Il percorso di avvicinamento di padre Gualzetti comincia da lontano: «Quando stavo ancora nella parrocchia di Mirpur, in un’altra area periferica di Dacca, andavo di tanto in tanto con i giovani e con le suore Luigine in una delle zone della Epz. Si era creato un insediamento abitativo che, all’inizio, era molto spontaneo,. stile baraccopoli. Poi, un po’ alla volta, sono sorti molti edifici e, in seguito, anche scuole e ospedali, ma molte zone continuano a essere così, senza servizi e infrastrutture. A quel tempo, celebravo la Messa in minuscole abitazioni private o in stanzette prese in affitto, visitavo le famiglie, facevo degli incontri e poi, la sera tardi, si tornava in parrocchia a Mirpur a quaranta chilometri di distanza».

Ci sono voluti più di due anni per trovare un terreno, tra molte difficoltà e anche qualche diffidenza di fronte al progetto di una presenza cristiana in un mondo quasi esclusivamente musulmano. Non c’erano ancora stati i gravi attentati degli scorsi anni o la strage di Dacca del primo luglio 2016, con venti morti tra cui nove italiani. Ma già allora – e oggi a maggior ragione – la presenza cristiana richiede una certa prudenza e qualche precauzione, che non impediscono tuttavia la possibilità di un dialogo e di un incontro nella vita quotidiana.
«Volevamo stare dentro la zona Epz – ricorda padre Gian Paolo -, ma nessuno voleva darci il terreno. Alla fine, ne abbiamo trovato uno a cinque chilometri di distanza dall’area individuata. Successivamente si è rivelata una scelta provvidenziale, perché la zona industriale si è sviluppata proprio in quella direzione».

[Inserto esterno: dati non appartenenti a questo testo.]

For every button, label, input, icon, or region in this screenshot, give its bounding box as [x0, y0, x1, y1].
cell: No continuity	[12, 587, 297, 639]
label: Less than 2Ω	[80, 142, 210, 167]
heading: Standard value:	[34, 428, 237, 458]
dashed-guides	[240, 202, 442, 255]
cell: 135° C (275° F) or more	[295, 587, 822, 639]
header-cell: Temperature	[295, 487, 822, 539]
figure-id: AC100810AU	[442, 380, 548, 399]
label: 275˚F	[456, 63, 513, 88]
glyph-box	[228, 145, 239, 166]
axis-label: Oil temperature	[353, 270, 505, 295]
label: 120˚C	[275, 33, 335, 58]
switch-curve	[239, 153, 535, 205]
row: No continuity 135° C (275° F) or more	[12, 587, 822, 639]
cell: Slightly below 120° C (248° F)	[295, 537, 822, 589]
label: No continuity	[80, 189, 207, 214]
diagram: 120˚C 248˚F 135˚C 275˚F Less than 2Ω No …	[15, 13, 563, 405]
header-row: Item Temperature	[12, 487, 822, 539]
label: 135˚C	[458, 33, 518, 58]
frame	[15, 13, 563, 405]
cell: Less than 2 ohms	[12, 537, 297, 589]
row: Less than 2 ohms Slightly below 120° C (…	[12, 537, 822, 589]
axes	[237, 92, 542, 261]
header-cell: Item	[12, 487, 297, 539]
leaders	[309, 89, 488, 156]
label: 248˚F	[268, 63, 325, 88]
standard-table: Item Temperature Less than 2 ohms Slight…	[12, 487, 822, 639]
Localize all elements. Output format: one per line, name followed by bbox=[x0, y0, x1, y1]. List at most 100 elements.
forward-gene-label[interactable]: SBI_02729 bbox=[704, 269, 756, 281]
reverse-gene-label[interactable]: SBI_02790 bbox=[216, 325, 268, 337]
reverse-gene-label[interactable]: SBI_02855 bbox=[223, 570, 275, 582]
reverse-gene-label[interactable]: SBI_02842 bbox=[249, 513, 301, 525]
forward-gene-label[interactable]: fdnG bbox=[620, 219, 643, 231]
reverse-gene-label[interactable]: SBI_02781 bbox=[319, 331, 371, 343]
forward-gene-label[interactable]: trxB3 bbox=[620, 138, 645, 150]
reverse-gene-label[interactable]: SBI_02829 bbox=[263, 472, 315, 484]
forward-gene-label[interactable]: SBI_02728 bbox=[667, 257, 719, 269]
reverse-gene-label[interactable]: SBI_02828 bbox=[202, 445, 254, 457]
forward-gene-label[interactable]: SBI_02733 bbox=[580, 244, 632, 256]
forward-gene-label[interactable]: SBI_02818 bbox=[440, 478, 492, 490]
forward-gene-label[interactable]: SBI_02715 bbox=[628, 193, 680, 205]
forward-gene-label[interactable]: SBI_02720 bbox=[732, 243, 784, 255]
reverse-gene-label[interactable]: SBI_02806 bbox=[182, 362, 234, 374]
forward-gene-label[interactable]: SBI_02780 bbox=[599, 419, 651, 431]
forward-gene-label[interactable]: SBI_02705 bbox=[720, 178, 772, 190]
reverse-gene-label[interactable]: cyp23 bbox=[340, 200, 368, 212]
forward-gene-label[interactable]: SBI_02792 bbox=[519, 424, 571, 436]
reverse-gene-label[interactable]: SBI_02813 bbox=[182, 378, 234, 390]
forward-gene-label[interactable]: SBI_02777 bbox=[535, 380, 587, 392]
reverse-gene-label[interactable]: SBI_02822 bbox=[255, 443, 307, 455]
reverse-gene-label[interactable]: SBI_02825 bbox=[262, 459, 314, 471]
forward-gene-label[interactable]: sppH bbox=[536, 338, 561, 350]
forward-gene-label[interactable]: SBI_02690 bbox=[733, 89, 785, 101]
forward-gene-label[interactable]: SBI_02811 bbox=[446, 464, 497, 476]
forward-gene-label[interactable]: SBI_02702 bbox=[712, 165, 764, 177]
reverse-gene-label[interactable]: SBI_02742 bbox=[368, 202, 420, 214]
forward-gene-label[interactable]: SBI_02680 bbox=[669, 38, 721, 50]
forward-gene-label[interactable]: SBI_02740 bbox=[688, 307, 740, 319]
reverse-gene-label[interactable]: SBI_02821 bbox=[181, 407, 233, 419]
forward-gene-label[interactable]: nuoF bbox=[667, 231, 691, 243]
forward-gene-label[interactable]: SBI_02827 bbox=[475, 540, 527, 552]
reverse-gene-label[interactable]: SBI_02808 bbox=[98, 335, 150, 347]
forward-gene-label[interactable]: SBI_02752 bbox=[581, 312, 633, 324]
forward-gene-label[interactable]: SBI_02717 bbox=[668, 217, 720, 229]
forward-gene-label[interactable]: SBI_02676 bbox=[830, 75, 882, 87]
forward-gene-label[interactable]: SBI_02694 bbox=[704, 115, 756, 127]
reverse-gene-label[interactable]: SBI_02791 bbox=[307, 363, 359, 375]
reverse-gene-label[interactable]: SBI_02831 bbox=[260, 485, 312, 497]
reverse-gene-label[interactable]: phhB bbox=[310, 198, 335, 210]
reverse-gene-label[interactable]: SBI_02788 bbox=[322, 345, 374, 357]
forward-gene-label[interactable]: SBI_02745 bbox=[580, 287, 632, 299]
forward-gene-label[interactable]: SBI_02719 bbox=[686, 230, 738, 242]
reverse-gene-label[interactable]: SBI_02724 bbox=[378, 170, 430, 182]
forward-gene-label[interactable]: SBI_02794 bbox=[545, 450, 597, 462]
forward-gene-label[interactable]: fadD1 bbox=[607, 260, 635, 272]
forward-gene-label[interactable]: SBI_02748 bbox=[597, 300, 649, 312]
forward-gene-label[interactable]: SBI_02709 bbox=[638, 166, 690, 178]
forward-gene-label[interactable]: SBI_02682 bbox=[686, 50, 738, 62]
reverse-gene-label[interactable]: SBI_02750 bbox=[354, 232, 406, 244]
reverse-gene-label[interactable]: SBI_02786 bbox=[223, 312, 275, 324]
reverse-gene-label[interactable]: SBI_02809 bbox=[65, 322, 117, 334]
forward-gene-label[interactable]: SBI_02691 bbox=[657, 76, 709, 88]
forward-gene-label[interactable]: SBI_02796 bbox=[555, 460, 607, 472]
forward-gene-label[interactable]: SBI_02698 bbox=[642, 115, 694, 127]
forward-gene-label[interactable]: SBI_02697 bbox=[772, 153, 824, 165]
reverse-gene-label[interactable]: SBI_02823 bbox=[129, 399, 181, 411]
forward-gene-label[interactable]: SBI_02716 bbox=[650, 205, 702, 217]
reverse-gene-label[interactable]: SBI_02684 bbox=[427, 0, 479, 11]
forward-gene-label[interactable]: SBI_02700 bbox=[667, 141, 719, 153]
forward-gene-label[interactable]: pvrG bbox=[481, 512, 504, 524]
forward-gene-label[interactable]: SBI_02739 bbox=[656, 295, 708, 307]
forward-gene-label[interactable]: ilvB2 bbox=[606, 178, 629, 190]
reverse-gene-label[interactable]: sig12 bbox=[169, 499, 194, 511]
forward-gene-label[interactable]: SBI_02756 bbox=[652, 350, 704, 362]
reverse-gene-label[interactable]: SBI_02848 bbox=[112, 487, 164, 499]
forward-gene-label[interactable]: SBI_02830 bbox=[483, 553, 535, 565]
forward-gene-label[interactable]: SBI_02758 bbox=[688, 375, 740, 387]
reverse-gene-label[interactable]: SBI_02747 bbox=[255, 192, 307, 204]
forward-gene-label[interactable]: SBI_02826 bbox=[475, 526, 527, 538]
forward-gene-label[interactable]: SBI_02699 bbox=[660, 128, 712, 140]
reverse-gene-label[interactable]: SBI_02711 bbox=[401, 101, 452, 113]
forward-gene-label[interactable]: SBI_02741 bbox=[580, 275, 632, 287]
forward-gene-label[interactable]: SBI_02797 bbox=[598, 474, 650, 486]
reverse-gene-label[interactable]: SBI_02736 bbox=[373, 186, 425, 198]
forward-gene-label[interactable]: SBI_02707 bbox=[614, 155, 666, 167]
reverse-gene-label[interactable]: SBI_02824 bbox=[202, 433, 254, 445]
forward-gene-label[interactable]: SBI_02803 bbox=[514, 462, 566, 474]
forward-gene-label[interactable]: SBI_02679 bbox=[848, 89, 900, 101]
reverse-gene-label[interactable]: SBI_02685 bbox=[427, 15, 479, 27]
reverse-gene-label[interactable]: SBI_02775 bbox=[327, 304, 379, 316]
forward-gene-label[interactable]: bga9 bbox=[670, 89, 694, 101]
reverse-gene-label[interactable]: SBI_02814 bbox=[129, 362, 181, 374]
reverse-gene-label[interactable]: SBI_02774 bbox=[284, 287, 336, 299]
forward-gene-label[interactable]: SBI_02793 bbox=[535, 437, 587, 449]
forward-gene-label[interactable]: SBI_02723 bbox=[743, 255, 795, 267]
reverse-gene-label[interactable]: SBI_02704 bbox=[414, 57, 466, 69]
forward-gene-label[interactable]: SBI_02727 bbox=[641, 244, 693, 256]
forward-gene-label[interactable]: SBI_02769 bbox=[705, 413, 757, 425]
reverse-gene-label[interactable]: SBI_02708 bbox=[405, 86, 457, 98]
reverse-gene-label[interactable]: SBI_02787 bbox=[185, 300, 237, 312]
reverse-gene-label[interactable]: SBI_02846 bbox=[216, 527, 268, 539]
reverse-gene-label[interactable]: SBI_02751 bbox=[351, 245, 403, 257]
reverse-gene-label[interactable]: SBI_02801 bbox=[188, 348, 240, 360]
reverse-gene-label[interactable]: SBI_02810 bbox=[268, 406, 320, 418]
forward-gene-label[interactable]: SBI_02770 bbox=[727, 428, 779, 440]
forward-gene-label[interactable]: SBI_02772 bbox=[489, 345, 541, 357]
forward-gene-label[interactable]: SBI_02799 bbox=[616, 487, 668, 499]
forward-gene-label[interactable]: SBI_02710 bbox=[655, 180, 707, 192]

E così oggi il “Centro Gesù lavoratore” si trova proprio nel cuore produttivo del Bangladesh. Ospita due ostelli rispettivamente per 24 ragazzi e 19 ragazze. Chi cerca lavoro può rimanere dalle due settimane a un mese; gli operai da sei mesi a un anno; le ragazze dai tre ai quattro anni perché se non sono sposate – come nella grande maggioranza dei casi – incontrano grandi difficoltà nel trovare un alloggio. C’è anche un asilo, che è stato affidato – così come l’ostello femminile – alle tre suore dell’Immacolata che vivono nel Centro, con 20 bambini, che talvolta restano dalle 7 di mattina alle 22. Il che dà l’idea anche dello smisurato orario di lavoro dei loro genitori. E poi c’è la chiesa, dove si celebra la Messa tutti i giorni per un piccolo gruppo di cristiani e dove il venerdì – giorno festivo in Bangladesh – l’eucaristia viene animata da una comunità vasta e varia di santal e orao provenienti da Nord-ovest, nelle zone di Dinajpur e Rajshahi, di mandi o garo del Nord-est nel distretto di Mymensingh e di tanti altri. «Sono queste le occasioni in cui riusciamo ad avvicinarli – spiega padre Gian Paolo – oltre agli incontri specifici per preparare i giovani al matrimonio e al battesimo dei figli. Ma la gran parte delle relazioni si tessono in realtà la sera, quando esco per incontrare gli operai nelle loro abitazioni dopo il lavoro».

Gli spazi per la vita sociale e di fede sono veramente ridotti. Sei giorni di lavoro a settimana, orari lunghissimi per avere il beneficio di qualche straordinario, a volte turni massacranti quando ci sono consegne urgenti. Il tutto per racimolare uno stipendio che può andare dai 55 ai 100 euro al mese, straordinari inclusi.

«E prima delle feste musulmane dell’Eid, in cui si ricorda il sacrificio di Isacco – conclude il missionario – in genere gli operai lavorano anche di venerdì per poter poi avere qualche giorno di ferie e tornare dalle proprie famiglie, oltre che per ottenere il “premio” che altrimenti non avrebbero se saltassero anche solo un giorno in fabbrica. E così, la vita si trascina tra lavoro, pasti e riposo notturno. Di sociale, anzi di social, a volte c’è solo il cellulare».